For purposes of this opinion, we have examined such documents and considered such legal matters as we have deemed necessary and relevant as the basis for the opinion set forth below including, without limitation: (i) the Registration Statement; (ii) the Certificate of Incorporation and Bylaws of the Company, each as amended to date; (iii) those certain securities purchase agreements, dated February 10, 2025, by and among the Company and the Selling Stockholders; (iv) the Warrants; (v) the Advisory Agreements; and (vi) records of meetings and consents of the Board of Directors of the Company provided to us by the Company. With respect to such examination, we have assumed the genuineness of all signatures, the authenticity of all documents submitted to us as originals, the conformity to original documents of all documents submitted to us as reproduced or certified copies, and the authenticity of the originals of those latter documents.

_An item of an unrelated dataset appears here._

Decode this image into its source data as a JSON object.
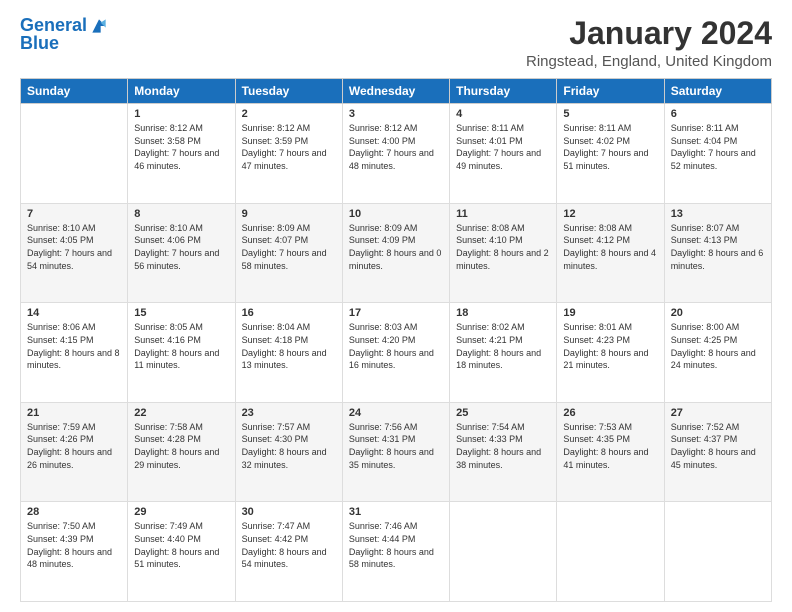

As to questions of fact material to this opinion, we have, to the extent deemed appropriate, relied upon certain representations of certain officers of the Company.

 

 

 

Based upon and subject to the foregoing, we are of the opinion that (a) the Shares of Common Stock issued by the Company in the Private Placement Offering, (b) upon due exercise of the Warrants described in (ii) through (v) in the first paragraph in accordance with the terms thereof, (c) the Shares of Common Stock issued pursuant to the Advisory Agreements, and (d) the Shares of Common Stock issued by the Compensation Committee under the 2022 Equity Incentive Plan described in (vii) in the first paragraph, and when certificates for the same have been duly executed and countersigned and delivered in accordance with and pursuant to the terms of the Warrants, said Shares will be duly and validly issued, fully paid and non-assessable.

 

The opinions expressed herein are limited solely to the General Corporation Law of the State of Delaware, including the applicable provisions of the Delaware Constitution and the reported judicial decisions interpreting such law, as currently in effect, and we express no opinion as to the effect of any other law of the State of Delaware or the laws of any other jurisdiction.

 

We hereby consent to the filing of this opinion as Exhibit 5.1 to the Registration Statement and to the reference to our firm under the caption “Legal Matters” in the prospectus constituting a part of the Registration Statement. In giving such consent, we do not thereby admit that we are included in the category of persons whose consent is required under Section 7 of the Securities Act or the rules and regulations of the Commission promulgated thereunder. We assume no obligation to update or supplement any of the opinion set forth herein to reflect any changes of law or fact that may occur following the date hereof.